The Fix: If it's a once in a while thing, you can gently return your child to their bed once they've fallen back asleep. But if it's ongoing, you could either place another bed in your child's room for your partner to snooze in when a sleepless night hits, or (provided your child's old enough) you could leave a sleeping bag on the floor of your room for them to retreat to when they have a bad dream.

"They can feel comforted by being in your room, and not have to be in your bed to do it—a possible win-win," says Tipton.

Bad Habit: When They Can't Sleep, They Toss and Turn Instead of Getting Up

If you go to bed before you're truly sleepy, it's not likely that you'll fall asleep right away. "Over time, this increases frustration and anxiety over the lack of sleep—and the harder you try to sleep, the more difficult it becomes to do so," says Tipton.

You might be in the habit of going to bed only when you're legit sleepy, but if your partner isn't, their tossing and turning might lead to a choppy night's sleep for you too (especially if they decide to use their phone to pass the time).

The Fix: If tossing and turning has become your partner's status quo, consider buying a memory foam mattress. "The memory foam will absorb the movements of your bed partner and allow you to sleep peacefully," says Rama.

If you're super-sensitive to their movements, you could even go so far as to buy two extra long twin mattresses (when pushed together, they equal out to a king-sized bed). "If you're sleeping on separate mattresses with a one-inch gap between them, you'll feel much less movement," says Tipton.

Bad Habit: They Prefer to Keep a Light On

Too much light at night—especially right before bed—can disrupt your body's circadian rhythm and production of various hormones involved in sleep, says Tipton, like melatonin. (Even with your eyelids closed, the light is still detected and your brain struggles to determine whether to sleep or not, according to the National Sleep Foundation.)

The Fix: Talk to your partner about either switching to a light that can be dimmed or to a night light. "The less light in the room, the better for sleep for all parties involved," says Rama. You can also try wearing blue light-blocking glasses during your evenings at home to minimize melatonin suppression leading up to bedtime, then switch to an eye mask once you hit the sheets.

Bad Habit: They're Loud When You're Trying to Sleep

When your sleep patterns are out of sync, it can be tricky to not be kept awake by your partner, well, living their life in the rest of your home. It's only natural for your sleep to occasionally end up disturbed by their sounds and movements, says Tipton. Fortunately, there are plenty of options to reduce the likelihood of being woken up.

The Fix: "White noise can help muffle the tiny sounds that can wake you throughout the night," says Tipton, like box fans and white noise machines.
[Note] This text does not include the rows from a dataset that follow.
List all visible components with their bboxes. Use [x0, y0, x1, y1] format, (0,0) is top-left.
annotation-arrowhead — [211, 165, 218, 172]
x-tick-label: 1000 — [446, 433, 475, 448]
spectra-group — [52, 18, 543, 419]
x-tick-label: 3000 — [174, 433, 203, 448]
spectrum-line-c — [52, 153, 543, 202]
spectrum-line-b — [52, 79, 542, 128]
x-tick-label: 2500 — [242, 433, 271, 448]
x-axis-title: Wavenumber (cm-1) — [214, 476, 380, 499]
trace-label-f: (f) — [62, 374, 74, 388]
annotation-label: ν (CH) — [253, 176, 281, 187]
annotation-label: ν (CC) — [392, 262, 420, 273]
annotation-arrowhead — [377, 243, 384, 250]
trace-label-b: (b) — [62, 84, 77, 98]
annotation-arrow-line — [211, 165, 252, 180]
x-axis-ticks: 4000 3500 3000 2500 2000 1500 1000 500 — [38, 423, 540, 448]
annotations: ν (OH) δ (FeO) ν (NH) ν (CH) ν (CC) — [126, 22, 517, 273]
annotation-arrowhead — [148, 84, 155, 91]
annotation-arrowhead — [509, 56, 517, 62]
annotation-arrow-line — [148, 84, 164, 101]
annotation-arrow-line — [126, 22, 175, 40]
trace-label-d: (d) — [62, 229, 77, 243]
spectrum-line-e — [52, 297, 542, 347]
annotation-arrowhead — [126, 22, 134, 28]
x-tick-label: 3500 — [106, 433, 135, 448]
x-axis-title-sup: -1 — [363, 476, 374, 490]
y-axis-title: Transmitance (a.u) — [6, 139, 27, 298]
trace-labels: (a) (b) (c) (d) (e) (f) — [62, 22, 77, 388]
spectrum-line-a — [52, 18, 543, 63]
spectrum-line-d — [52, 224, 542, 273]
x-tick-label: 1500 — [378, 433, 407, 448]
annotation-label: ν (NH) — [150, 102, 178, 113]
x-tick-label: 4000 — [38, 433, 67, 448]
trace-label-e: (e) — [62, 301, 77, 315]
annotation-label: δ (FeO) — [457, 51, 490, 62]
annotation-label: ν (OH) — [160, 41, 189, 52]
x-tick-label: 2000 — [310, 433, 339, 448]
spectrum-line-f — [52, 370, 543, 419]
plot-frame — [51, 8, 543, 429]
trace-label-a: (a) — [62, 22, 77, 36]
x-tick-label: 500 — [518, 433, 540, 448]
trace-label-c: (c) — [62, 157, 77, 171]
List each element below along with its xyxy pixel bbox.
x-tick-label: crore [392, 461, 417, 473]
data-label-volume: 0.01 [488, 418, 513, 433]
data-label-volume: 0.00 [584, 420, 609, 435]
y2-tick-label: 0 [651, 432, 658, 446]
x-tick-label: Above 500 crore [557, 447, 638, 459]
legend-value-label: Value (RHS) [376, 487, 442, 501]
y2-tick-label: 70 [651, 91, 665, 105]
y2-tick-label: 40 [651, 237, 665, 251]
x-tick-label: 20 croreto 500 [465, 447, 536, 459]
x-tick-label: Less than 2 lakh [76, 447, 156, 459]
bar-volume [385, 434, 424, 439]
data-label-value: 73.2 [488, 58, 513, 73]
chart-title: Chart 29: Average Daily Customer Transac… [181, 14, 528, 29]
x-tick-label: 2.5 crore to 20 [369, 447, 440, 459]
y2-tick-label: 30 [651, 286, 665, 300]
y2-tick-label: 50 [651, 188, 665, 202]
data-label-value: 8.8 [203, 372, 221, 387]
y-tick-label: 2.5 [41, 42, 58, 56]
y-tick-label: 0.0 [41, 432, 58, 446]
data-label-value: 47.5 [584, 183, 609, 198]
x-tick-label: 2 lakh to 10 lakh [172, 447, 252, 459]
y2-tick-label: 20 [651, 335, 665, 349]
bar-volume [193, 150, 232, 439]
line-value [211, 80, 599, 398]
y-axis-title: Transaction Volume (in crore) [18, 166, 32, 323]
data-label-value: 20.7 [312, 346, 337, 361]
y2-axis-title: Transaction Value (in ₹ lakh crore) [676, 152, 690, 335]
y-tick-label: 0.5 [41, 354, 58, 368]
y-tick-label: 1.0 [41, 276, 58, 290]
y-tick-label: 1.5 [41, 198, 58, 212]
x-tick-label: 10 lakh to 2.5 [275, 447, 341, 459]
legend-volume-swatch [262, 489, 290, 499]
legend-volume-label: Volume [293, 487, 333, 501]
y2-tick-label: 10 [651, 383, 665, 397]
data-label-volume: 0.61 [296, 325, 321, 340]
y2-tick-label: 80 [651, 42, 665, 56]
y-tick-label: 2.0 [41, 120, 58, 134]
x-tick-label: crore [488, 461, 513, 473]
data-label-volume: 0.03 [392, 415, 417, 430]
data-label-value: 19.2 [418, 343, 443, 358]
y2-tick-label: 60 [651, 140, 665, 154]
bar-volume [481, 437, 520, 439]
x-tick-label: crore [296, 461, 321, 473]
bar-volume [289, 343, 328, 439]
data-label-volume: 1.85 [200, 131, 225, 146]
Ear plugs can come in handy also.

Additionally, teaming up to make sure especially noisy things are kept to a minimum while the other is asleep—setting your ringer to vibrate, not having people over and ix-naying vacuuming as an option—can go a long way in keeping the quality of your sleep from plummeting.

Bad Habit: They Drink Alcohol Before Bed

Because alcohol causes your whole body to relax, including your throat, your partner drinking before bed could subject you to louder snoring. "Although it can initially make you sleepy, booze causes wakefulness as it leaves the bloodstream," says Tipton. This can lead to more tossing and turning later in the night, not to mention an uptick in bathroom trips.
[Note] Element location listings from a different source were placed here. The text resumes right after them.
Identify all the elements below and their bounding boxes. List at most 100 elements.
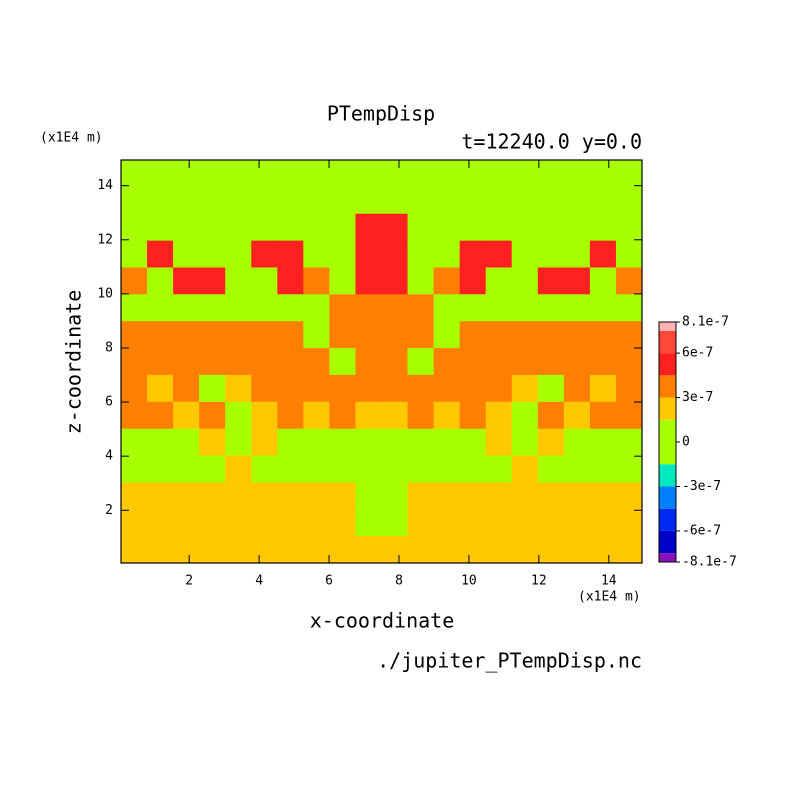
contour-cell [251, 455, 278, 483]
contour-cell [147, 509, 174, 537]
y-tick-label: 4 [105, 449, 113, 464]
contour-cell [459, 267, 487, 295]
contour-cell [563, 240, 591, 269]
contour-cell [173, 348, 200, 376]
y-tick-label: 2 [105, 503, 113, 518]
contour-cell [589, 509, 617, 537]
contour-cell [589, 160, 617, 188]
contour-cell [303, 321, 330, 349]
contour-cell [277, 482, 304, 510]
contour-cell [277, 348, 304, 376]
contour-cell [381, 160, 409, 188]
contour-cell [329, 213, 357, 242]
contour-cell [563, 213, 591, 242]
contour-cell [173, 294, 200, 322]
contour-cell [589, 428, 617, 457]
contour-cell [615, 240, 642, 269]
contour-cell [199, 213, 226, 242]
contour-cell [615, 160, 642, 188]
contour-cell [511, 455, 539, 483]
colorbar-tick-label: 8.1e-7 [682, 315, 729, 330]
contour-cell [459, 509, 487, 537]
contour-cell [589, 186, 617, 215]
contour-cell [511, 186, 539, 215]
contour-cell [615, 536, 642, 563]
contour-cell [355, 213, 383, 242]
colorbar-band [659, 353, 676, 376]
contour-cell [537, 455, 565, 483]
contour-cell [615, 428, 642, 457]
contour-cell [485, 455, 513, 483]
contour-cell [303, 428, 330, 457]
contour-cell [381, 455, 409, 483]
contour-cell [589, 294, 617, 322]
contour-cell [563, 294, 591, 322]
contour-cell [173, 482, 200, 510]
contour-cell [537, 240, 565, 269]
contour-cell [121, 509, 148, 537]
contour-cell [407, 321, 435, 349]
contour-cell [381, 482, 409, 510]
contour-cell [381, 267, 409, 295]
contour-cell [589, 482, 617, 510]
contour-cell [485, 428, 513, 457]
colorbar-band [659, 375, 676, 398]
contour-cell [173, 240, 200, 269]
contour-cell [199, 509, 226, 537]
contour-cell [511, 536, 539, 563]
contour-cell [563, 160, 591, 188]
contour-cell [407, 348, 435, 376]
contour-cell [225, 401, 252, 430]
contour-cell [173, 374, 200, 403]
contour-cell [459, 401, 487, 430]
contour-cell [615, 482, 642, 510]
contour-cell [173, 213, 200, 242]
contour-cell [199, 401, 226, 430]
colorbar-tick-label: -3e-7 [682, 479, 721, 494]
contour-cell [147, 294, 174, 322]
contour-cell [147, 455, 174, 483]
colorbar-band [659, 397, 676, 420]
y-tick-label: 8 [105, 340, 113, 355]
contour-cell [433, 455, 461, 483]
contour-cell [147, 401, 174, 430]
contour-cell [251, 536, 278, 563]
contour-cell [225, 455, 252, 483]
y-tick-label: 14 [97, 178, 113, 193]
contour-cell [277, 267, 304, 295]
contour-cell [251, 482, 278, 510]
contour-cell [381, 509, 409, 537]
contour-cell [225, 348, 252, 376]
contour-cell [251, 509, 278, 537]
contour-cell [225, 374, 252, 403]
contour-cell [147, 160, 174, 188]
contour-cell [355, 401, 383, 430]
colorbar-tick-label: 0 [682, 435, 690, 450]
contour-cell [589, 267, 617, 295]
contour-cell [355, 536, 383, 563]
contour-cell [511, 348, 539, 376]
contour-cell [407, 294, 435, 322]
contour-cell [329, 401, 357, 430]
contour-cell [251, 160, 278, 188]
contour-cell [329, 428, 357, 457]
contour-cell [355, 160, 383, 188]
contour-cell [589, 374, 617, 403]
contour-cell [589, 321, 617, 349]
x-tick-label: 6 [325, 574, 333, 589]
contour-cell [147, 374, 174, 403]
contour-cell [121, 321, 148, 349]
x-unit: (x1E4 m) [578, 590, 641, 605]
contour-cell [199, 160, 226, 188]
contour-cell [121, 401, 148, 430]
contour-cell [615, 401, 642, 430]
contour-cell [407, 428, 435, 457]
contour-cell [147, 321, 174, 349]
contour-cell [355, 455, 383, 483]
contour-cell [511, 160, 539, 188]
contour-cell [511, 240, 539, 269]
y-axis-label: z-coordinate [62, 290, 86, 435]
contour-cell [407, 213, 435, 242]
contour-cell [329, 321, 357, 349]
contour-cell [225, 186, 252, 215]
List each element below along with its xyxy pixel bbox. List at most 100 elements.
The Fix: If your partner has no interest in nixing their nightcap, battening down the hatches to protect the quality of your sleep is paramount. Pull out all the stops—ear plugs, white noise machine and an extra blanket in case their rustling leaves you with a mere corner of the one you normally share. And if they're particularly thrashy as they get restless, you can put a body pillow between the two of you for added protection.